In a saute pan, add the butter.  Once the butter is lightly brown.  Add the cumin seeds and garlic and saute them for a minute until you smell the garlic and cumins toasting in the butter.  Next add the pureed spinach and heavy cream and let it simmer on low for 20 minutes.  You can enjoy this with any flatbread.  

This is a recipe for saag (spinach) part.  In Indian restaurants they prepare saag using a similar technique and then pan fry paneer (they way I indicated in my earlier responses) and then just place them in the saag.  I personally am not a huge paneer fan and like the saag by itself.  It's like a spicy creamy spinach.


----------



## vyapti (Apr 7, 2006)

Thank You! Thank You!

I will try it this weekend.


----------



## velochic (Apr 10, 2006)

Yakuta - Mattar means "pea" in hindi, yes? Once you have the sauce, the sky's the limit?  Is the sauce different depending on the vegetable (or legume) you put in? Because quite honestly, it's the sauce of Mattar Paneer that I'm in love with. I couldn't be happier if I could just have the cheese, sauce and rice.


----------



## Yakuta (Apr 10, 2006)

Hi Velochic, yes Mattar means peas.  You can use the same gravy/sauce in combination with other veggies. 

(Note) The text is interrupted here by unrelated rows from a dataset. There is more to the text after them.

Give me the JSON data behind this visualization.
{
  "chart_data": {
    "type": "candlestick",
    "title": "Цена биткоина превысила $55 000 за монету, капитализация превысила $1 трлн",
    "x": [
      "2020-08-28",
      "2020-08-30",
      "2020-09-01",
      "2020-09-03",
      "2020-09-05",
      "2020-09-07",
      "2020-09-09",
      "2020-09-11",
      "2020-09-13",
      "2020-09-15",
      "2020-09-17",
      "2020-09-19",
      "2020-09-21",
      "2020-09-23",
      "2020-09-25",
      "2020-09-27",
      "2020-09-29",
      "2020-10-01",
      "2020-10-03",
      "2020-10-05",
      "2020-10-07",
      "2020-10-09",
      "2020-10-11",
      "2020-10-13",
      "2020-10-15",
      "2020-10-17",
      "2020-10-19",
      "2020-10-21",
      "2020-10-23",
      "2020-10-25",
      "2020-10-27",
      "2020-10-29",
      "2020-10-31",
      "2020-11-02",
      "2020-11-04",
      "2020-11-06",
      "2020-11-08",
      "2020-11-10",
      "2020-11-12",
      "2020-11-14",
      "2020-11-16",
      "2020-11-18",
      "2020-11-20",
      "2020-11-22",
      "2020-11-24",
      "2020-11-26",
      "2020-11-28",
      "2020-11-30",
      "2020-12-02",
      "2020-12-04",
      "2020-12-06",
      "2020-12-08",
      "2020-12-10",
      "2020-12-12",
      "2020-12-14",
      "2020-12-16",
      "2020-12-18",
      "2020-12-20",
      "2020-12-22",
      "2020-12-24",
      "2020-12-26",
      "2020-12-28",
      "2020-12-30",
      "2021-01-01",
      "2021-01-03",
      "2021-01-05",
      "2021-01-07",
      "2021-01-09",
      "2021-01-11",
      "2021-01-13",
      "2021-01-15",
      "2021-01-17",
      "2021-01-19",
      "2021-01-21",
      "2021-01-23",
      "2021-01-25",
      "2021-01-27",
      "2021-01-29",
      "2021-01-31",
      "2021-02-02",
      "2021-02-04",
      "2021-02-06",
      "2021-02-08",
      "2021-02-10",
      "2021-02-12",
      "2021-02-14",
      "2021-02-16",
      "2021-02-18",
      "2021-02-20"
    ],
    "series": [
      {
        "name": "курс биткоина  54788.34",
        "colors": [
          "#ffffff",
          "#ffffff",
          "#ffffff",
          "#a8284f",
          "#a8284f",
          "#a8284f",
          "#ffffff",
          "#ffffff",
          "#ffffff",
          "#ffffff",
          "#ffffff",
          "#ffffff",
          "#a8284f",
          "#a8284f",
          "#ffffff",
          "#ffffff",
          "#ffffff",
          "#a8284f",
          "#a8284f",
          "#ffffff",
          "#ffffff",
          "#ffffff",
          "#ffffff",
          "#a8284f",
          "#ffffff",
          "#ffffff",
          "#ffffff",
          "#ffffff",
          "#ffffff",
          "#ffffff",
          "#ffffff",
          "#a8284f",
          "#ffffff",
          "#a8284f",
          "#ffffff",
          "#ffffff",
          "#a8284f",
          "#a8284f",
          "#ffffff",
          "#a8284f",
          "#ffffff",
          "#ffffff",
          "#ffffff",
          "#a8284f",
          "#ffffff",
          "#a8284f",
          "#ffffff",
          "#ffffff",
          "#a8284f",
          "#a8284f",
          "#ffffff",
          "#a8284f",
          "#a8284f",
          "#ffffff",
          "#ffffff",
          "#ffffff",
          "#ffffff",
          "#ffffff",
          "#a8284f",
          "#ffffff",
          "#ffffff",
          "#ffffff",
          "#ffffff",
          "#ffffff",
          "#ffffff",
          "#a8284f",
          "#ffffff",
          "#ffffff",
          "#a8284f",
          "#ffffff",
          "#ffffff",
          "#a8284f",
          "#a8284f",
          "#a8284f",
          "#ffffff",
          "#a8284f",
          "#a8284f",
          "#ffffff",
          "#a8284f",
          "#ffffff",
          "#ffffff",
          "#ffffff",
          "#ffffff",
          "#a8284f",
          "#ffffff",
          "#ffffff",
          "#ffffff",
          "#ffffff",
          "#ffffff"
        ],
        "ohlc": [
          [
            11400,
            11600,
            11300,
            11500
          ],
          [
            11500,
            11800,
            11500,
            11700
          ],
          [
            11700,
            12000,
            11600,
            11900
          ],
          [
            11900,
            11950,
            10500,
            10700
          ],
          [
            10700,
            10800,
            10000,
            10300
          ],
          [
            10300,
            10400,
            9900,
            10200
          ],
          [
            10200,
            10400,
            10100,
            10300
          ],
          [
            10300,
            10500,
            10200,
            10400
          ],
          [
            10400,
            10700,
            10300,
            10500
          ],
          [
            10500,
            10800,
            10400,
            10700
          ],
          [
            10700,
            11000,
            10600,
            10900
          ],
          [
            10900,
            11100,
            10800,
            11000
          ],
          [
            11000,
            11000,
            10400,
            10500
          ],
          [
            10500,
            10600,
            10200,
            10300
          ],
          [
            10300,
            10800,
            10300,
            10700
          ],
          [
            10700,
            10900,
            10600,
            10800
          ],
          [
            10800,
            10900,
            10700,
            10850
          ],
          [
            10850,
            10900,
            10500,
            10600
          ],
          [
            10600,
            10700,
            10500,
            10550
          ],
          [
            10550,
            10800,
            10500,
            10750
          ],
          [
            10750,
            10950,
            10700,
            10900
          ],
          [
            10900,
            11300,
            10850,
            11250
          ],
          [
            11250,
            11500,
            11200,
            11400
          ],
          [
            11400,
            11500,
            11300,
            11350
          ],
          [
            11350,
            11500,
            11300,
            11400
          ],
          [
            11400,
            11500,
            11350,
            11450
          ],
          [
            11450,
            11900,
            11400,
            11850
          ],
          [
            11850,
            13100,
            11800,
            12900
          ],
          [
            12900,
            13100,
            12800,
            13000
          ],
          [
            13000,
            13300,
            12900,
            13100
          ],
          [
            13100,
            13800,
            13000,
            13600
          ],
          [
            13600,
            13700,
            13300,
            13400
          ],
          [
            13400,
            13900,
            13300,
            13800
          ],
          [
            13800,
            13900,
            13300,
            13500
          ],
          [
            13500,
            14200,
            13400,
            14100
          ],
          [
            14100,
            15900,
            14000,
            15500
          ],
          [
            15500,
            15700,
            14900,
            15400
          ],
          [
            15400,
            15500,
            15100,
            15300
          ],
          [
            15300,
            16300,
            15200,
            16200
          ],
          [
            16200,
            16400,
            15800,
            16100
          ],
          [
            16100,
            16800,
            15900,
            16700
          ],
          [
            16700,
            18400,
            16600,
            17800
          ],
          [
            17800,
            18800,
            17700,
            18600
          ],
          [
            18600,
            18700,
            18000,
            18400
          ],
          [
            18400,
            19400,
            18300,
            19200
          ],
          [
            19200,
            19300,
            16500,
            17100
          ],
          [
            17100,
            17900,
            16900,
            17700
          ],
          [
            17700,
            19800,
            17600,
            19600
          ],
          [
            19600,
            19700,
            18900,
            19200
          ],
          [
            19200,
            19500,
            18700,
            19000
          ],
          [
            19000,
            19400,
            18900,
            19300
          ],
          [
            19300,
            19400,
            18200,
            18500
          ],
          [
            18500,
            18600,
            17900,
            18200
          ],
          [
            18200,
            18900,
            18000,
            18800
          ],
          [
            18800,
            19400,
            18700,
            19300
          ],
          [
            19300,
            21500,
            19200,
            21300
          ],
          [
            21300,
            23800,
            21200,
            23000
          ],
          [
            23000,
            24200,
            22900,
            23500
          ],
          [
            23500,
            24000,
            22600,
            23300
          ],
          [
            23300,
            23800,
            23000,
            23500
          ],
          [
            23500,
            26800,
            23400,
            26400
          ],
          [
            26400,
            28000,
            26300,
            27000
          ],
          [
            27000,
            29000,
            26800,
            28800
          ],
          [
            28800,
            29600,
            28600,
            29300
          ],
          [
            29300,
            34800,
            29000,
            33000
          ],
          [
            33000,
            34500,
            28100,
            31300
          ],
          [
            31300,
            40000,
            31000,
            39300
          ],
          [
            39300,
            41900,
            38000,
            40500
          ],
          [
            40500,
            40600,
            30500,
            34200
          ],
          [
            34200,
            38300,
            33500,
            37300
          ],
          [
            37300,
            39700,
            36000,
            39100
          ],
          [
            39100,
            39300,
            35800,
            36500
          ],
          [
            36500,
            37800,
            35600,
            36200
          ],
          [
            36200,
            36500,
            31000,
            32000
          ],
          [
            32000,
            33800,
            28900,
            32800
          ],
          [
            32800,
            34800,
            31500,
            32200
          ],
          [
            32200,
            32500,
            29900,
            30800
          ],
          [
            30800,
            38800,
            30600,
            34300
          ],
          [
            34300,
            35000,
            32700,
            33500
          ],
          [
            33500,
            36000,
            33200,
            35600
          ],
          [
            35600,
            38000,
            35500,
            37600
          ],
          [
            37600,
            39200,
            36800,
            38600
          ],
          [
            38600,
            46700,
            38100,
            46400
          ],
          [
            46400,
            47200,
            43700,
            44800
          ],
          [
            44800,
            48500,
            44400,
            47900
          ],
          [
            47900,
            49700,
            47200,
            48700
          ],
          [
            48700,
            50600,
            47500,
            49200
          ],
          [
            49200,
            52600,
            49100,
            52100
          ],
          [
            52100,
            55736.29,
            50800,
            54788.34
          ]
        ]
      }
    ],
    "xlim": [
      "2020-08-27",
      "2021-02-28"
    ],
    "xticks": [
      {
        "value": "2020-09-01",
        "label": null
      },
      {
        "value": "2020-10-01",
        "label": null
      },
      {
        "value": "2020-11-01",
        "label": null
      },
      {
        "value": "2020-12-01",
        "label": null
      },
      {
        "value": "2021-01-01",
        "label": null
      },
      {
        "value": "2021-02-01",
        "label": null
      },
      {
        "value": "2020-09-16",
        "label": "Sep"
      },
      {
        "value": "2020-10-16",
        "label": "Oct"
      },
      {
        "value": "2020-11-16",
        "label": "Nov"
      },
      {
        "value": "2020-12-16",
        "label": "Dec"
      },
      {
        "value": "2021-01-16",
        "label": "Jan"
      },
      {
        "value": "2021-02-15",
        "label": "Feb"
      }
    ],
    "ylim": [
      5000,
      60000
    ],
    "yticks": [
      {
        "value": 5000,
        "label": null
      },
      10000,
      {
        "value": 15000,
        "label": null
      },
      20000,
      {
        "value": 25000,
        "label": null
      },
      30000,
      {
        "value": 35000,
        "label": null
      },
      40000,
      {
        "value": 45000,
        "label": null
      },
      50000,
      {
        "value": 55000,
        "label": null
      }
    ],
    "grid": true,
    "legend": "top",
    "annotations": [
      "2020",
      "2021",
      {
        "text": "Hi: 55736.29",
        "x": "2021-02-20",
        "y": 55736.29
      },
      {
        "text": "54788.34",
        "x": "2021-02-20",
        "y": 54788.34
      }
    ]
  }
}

I gave you a recipe for a sauce that's pretty basic.  You can even try variations to the sauce by doing the following:

Use some ground sweet cashews in addition to the cream.  Use a pinch of fenugreek seeds powdered (also called Methi) in the sauce along with other spices.  It's extremely bitter (so don't put it in your mouth) but a pinch goes a long way to give the gravy a restaurant taste plus it's supposed to be a good digestive. 

I use a similar sauce for meat (mainly chicken) or veggies.  It's not your everday sauce since it has some cream in it but once in a while it does not hurt.


----------